Por Dionisio Rodríguez Mejías.
4.- Un golpe de rabia y celos.
Santamaría nos había engañado a los dos. Le mandó decir a Mari Luz que estaba de viaje, pero no era verdad. La estaba esperando para seducirla con sus mentiras. Al recordar las humillaciones que tuve que aguantar, mi cerebro hervía con un odio irrefrenable. Lleno de rabia y de celos, abrí el capó, cogí su equipaje y lo tiré en medio de la acera. Era una locura tan cruel, que aún me da miedo recordarla.
—Berto, no te enfades, por favor. Después de lo que te he hecho, no puedes quererme. Yo soy una mierda, ¿no lo ves? Lo he pensado muchas veces. Tú no me conoces; no sabes hasta dónde puedo llegar; y, si viviéramos juntos, acabarías por odiarme. Te quiero mucho, eres genial, pero él lo deja todo por mí. Compréndelo. Tengo que darle una oportunidad…
—¡Vete a la mierda! Vete de mi vida, para siempre… ¡Vete a la mierda, de una puta vez!
—No te lo tomes así; si Luis no estuviera, creo que tú y yo podríamos… Lo siento. Dice que si algo necesitas, se lo pidas. En serio. Está dispuesto a ayudarte ¿De acuerdo? Lo siento, Berto, lo siento de verdad. No te enfades.
Me besó en la mejilla y se agachó, llorando, a recoger las bolsas de la acera. Al verla, sentí pena; me incliné, tomé las bolsas del suelo con intención de meterlas en el coche; pero, en ese preciso instante, pasó junto a nosotros Santamaría, abrió la ventanilla del Mercedes, se llevó el dedo índice a los labios, miró a Olga y dijo sonriendo:
—¡Hasta pronto, tesoro!
Luego me miró y, antes de arrancar, dijo sin dejar de sonreír.
—Chico, ¿por qué no llevas el equipaje a la pensión?
No pude contenerme. Dejé las bolsas en el suelo, eché la chaqueta en el asiento de detrás y subí al coche. Olga se aferró a la ventanilla y trató de detenerme; pero, en esta ocasión, no estaba dispuesto a ceder. Arranqué el coche y ella se quedó en la acera, al lado de las bolsas, llorando en medio de la marea de gente que pasaba a su lado y la miraba con pena.

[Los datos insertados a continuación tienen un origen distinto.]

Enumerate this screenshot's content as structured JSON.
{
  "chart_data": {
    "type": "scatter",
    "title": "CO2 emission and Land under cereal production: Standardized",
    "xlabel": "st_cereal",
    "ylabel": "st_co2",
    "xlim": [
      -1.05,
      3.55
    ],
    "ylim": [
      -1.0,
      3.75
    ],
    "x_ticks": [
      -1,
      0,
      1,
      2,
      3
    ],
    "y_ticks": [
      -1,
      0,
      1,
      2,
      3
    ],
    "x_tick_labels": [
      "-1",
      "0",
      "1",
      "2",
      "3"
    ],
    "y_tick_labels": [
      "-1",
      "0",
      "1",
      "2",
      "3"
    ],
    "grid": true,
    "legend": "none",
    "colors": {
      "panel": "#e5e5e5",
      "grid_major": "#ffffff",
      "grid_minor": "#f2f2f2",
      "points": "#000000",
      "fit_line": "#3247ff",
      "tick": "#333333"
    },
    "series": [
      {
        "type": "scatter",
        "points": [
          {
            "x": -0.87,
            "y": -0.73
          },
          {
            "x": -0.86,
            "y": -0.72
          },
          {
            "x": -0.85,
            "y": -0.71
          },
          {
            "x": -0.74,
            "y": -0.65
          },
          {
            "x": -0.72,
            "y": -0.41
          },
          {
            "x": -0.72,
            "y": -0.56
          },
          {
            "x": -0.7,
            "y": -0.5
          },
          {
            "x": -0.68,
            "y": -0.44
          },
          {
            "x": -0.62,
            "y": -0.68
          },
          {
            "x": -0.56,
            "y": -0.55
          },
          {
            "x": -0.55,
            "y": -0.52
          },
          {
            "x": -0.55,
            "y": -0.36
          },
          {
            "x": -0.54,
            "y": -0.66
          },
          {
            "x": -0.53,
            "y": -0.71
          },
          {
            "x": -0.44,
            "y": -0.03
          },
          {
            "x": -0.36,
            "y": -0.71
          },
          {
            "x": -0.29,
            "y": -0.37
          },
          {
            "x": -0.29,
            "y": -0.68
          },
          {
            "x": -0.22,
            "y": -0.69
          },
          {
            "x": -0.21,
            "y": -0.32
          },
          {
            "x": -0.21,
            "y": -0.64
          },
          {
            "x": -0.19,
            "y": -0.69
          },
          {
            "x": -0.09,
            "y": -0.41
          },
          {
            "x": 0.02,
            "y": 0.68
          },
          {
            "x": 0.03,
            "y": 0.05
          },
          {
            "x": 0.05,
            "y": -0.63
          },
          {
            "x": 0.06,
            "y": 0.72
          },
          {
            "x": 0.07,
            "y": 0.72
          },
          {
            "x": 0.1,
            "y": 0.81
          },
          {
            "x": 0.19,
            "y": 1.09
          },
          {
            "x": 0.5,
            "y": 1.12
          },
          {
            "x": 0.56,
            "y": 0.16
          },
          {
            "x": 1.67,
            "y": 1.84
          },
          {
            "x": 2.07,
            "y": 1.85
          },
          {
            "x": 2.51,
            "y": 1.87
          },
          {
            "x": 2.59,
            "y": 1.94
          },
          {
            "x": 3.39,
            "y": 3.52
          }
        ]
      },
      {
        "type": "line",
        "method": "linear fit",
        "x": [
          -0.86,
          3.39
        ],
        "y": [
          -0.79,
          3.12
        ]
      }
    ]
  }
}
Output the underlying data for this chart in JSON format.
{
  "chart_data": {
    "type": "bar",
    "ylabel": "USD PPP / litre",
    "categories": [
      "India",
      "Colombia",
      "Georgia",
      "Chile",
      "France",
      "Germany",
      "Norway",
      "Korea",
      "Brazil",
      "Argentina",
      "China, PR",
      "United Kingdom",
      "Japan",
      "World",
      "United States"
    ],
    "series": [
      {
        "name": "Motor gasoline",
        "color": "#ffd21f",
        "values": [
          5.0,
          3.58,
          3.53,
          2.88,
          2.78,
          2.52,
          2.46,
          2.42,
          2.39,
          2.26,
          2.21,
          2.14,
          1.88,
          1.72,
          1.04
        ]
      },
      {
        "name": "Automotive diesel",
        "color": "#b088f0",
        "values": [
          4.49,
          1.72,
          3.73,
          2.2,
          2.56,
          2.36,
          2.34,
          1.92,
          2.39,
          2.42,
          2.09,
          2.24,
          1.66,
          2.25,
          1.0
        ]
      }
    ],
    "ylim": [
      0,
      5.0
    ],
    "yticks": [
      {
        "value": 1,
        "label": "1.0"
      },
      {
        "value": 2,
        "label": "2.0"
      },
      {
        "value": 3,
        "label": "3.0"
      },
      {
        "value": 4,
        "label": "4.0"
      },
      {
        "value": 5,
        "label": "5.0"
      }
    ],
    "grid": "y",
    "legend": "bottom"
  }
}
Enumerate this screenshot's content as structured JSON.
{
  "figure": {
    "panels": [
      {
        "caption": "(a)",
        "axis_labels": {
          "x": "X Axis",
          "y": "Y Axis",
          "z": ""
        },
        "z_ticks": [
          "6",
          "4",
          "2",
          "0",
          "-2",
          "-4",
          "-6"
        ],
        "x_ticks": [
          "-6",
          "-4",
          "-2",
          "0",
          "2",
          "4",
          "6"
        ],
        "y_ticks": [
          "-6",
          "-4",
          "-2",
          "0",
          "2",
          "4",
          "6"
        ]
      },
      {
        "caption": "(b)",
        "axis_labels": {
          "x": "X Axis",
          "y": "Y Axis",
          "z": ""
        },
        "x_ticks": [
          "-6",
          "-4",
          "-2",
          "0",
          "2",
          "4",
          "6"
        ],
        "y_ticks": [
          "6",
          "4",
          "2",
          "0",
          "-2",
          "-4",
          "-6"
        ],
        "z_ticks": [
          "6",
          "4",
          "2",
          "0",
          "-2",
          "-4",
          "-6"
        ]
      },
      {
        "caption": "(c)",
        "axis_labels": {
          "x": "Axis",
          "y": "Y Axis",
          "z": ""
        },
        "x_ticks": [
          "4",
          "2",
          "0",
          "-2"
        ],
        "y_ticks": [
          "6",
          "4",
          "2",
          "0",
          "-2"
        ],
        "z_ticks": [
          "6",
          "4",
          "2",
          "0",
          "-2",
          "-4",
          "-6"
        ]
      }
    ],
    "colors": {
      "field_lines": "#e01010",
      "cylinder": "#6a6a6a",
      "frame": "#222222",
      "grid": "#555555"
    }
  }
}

Salí disparado tras el Mercedes: primera, segunda, tercera y gas a fondo. Conducía como un loco. No tardé en divisar el coche de Santamaría, que, al verme, aumentó la velocidad. Si conseguía cruzar mi coche delante del suyo, no tendría más remedio que dar la cara. Conduciendo a todo gas, buscaba un hueco para cerrarle el paso y obligarle a parar. A ver si, cuando bajara del coche, era capaz de mantener su chulería. De cuando en cuando, frenaba para evitar colisionar con los otros vehículos y, al oír el chirrido de los neumáticos, algunos conductores aminoraban la marcha por miedo a verse implicados en un accidente. Pero yo no abandonaba la persecución.
Salió de la plaza, continuó por el lateral de la avenida Diagonal, en dirección sur, y, en la calle Ganduxer, giró bruscamente hacia la derecha. Yo no me separaba de él, esperando la ocasión de colocarme delante de su coche. Al llegar a la plaza de San Gregorio, frenó en seco, encendió las luces de emergencia y giró hacia Santa Fe de Nuevo Méjico. Confieso que no lo vi llegar. De pronto, se cruzó una moto delante de mi coche. Frené, di un giro brusco de volante, pero no pude evitar el encontronazo: el muchacho salió despedido y fue a caer junto al bordillo de la acera. Se levantó chorreando sangre, y vino hacia mí, llamándome loco e hijo de puta. No sé lo que me pasó por la cabeza. Por muy buenos sentimientos que se tengan, hay veces que uno se transforma en un salvaje y es capaz de cometer cualquier disparate. Hecho una fiera, con la cara ensangrentada, el motorista se lanzó contra mí y nos enzarzamos en una pelea callejera.